L'ancien Choka Bleu pourrait rouvrir en décembre

Promis, plus d'ambiance de night-club et de bruyantes soirées années 80. Pour tirer un trait sur le passé du Choka Bleu, un célèbre établissement situé à Trou d'Eau qui s'est fait un nom avec ses soirées techno dans les années 2000, la nouvelle équipe dirigeante a choisi de simplement le renommer le Choka.
Il faut dire que la passation avec l'ancien gérant avait défrayé la chronique, la SPL Tamarun ayant « dû réquisitionner la force publique » pour le déloger. Avec cette nouvelle autorisation d'occupation temporaire (AOT) attribuée pour 12 ans, dont le bail a été signé devant notaire, la municipalité de Saint-Paul espère s'épargner une situation conflictuelle avec les gérants.
Ces derniers, au nombre de trois, ont présenté un projet centré sur trois offres de restauration : un restaurant « bistronomique » d'une centaine de couverts avec vue sur la mer, un bar à rhum avec restauration créole traditionnelle à la carte, et un beach-club ouvert aux clients tôt dans la journée.
« Daniel Narcisse et sa femme sont très importants dans le projet »
Le principal gestionnaire du Choka, Siva Sambassouredy, est l'un des propriétaires du Carré à Saint-Denis et du Sarah Beach à Saint-Leu, deux établissements dont il assure qu'ils sortiront de redressement judiciaire le 6 novembre prochain. Siva Sambassouredy s'est entouré du cuisinier Sébastien Poudroux et de l'ancienne star mondiale du handball Daniel Narcisse, « qui souhaitait investir dans des projets à La Réunion ».
« Daniel Narcisse et sa femme sont très importants dans le projet. Ils participent au concept, ils feront venir des chefs étoilés pour des événements, pour créer un engouement autour de la cuisine à La Réunion », explique Siva Sambassouredy, en insistant sur la vocation familiale du lieu.
Pour éviter les conflits de voisinage et respecter le cahier des charges fixé par la mairie, le Choka s'est engagé à ne jamais dépasser la limite des 92 décibels. Et à respecter la jauge maximale qui sera validée par la commission de sécurité.

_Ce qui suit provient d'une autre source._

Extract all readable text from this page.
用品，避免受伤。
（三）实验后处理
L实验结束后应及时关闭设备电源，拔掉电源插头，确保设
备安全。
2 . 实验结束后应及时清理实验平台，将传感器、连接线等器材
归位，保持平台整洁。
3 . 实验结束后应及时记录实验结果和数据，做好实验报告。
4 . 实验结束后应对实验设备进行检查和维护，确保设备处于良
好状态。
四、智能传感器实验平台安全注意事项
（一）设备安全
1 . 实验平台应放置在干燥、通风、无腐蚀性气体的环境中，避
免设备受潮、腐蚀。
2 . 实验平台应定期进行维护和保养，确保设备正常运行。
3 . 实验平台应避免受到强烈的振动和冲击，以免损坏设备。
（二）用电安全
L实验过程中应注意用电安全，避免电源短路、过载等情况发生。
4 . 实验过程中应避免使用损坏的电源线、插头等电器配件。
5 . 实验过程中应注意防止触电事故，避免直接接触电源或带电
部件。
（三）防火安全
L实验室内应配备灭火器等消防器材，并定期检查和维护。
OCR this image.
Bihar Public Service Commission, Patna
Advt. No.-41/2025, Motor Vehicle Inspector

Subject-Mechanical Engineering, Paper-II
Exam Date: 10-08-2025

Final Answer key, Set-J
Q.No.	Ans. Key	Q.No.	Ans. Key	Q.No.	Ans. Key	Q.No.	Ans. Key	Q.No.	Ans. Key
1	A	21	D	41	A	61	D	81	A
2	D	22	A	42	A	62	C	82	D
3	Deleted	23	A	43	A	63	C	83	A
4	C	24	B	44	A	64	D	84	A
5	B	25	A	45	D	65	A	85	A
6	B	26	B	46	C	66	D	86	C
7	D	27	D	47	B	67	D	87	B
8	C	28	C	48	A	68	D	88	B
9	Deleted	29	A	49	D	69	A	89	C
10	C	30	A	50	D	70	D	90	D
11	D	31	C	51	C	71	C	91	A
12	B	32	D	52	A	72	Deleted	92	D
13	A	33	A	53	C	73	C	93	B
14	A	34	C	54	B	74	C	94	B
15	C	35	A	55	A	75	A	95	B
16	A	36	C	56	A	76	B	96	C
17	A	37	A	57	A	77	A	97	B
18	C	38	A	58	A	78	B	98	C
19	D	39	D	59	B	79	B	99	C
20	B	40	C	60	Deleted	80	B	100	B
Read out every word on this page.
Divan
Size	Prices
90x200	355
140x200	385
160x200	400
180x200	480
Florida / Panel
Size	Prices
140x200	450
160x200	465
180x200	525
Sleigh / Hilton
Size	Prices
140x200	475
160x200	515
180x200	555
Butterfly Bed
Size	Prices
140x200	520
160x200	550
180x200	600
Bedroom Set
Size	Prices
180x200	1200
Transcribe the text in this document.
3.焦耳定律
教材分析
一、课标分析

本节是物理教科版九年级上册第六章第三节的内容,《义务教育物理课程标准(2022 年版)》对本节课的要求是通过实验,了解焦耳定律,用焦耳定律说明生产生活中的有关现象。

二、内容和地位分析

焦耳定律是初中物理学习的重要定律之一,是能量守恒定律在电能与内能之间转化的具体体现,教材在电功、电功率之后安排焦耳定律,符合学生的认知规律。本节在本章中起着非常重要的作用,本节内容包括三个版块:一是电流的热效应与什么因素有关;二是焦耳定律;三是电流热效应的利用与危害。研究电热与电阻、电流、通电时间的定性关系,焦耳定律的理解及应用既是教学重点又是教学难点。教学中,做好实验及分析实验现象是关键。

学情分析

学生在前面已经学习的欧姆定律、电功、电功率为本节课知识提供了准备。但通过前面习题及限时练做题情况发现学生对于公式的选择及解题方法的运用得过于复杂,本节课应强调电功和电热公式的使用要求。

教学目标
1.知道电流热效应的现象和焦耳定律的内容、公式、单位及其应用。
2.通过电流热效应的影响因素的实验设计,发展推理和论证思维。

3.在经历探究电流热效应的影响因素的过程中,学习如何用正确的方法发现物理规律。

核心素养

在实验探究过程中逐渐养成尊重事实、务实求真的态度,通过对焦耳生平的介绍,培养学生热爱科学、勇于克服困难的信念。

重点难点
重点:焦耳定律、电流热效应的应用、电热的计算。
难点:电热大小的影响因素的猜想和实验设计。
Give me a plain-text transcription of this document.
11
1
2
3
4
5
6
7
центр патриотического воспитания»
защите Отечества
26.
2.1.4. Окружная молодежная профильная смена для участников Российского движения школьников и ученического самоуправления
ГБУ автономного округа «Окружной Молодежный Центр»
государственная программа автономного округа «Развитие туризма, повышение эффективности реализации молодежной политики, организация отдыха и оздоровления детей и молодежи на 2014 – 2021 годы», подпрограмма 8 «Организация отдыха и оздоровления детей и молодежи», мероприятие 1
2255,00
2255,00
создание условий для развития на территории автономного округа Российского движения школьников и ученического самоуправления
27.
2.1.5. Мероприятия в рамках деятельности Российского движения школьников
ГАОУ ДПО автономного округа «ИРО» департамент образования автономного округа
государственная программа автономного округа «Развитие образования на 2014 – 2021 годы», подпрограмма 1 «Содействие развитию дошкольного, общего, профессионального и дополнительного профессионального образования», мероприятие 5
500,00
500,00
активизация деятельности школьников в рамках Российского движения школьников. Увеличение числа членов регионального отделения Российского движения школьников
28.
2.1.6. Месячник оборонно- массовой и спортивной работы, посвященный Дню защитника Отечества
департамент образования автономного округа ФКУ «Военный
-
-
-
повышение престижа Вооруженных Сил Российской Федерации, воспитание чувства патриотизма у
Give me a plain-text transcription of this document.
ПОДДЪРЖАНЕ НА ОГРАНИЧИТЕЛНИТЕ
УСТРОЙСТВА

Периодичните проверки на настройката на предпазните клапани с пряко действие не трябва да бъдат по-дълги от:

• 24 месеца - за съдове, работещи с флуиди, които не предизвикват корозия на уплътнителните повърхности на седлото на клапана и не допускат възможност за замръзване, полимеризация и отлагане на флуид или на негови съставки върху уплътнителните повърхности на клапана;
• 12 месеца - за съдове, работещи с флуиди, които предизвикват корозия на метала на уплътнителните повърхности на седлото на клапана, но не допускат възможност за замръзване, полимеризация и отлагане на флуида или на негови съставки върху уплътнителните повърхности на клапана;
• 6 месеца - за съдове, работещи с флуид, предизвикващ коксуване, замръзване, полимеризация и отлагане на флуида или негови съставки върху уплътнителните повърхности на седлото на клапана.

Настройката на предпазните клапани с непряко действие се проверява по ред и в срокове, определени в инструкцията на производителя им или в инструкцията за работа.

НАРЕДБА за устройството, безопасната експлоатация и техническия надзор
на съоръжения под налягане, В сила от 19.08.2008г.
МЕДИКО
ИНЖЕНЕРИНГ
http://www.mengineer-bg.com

Celle-ci s'est déplacée en septembre sur le site, en présence de toutes les autorités concernées par le projet, et au regard de ses préconisations, les gestionnaires du Choka ont décidé d'installer un ascenseur dans l'établissement pour garantir l'accessibilité du site à tous les publics. Quatre sorties de secours seront par ailleurs aménagées
En attendant la visite d'inspection de la commission de sécurité, les gestionnaires font procéder aux travaux, notamment de nettoyage, allant même jusqu'à « laver le sable de la plage ».
« Entre les débris de verre, les capsules de bière et les mégots de cigarette, c'est vraiment très sale », commente Ines Oméraly, la directrice de cet établissement d'environ 3.000 m², qui pourrait employer une quarantaine de salariés dès son ouverture.

Ines Oméraly, la nouvelle directrice du Choka.
Une ouverture prévue en décembre, une période cruciale dans la restauration, mais dont la confirmation reste suspendue à la réalisation des travaux et à l'aval de la commission de sécurité. En raison des délais très courts, les gestionnaires envisagent une ouverture partielle des lieux, en repoussant l'inauguration du Choka Péi, le bar-restaurant créole, à une date ultérieure.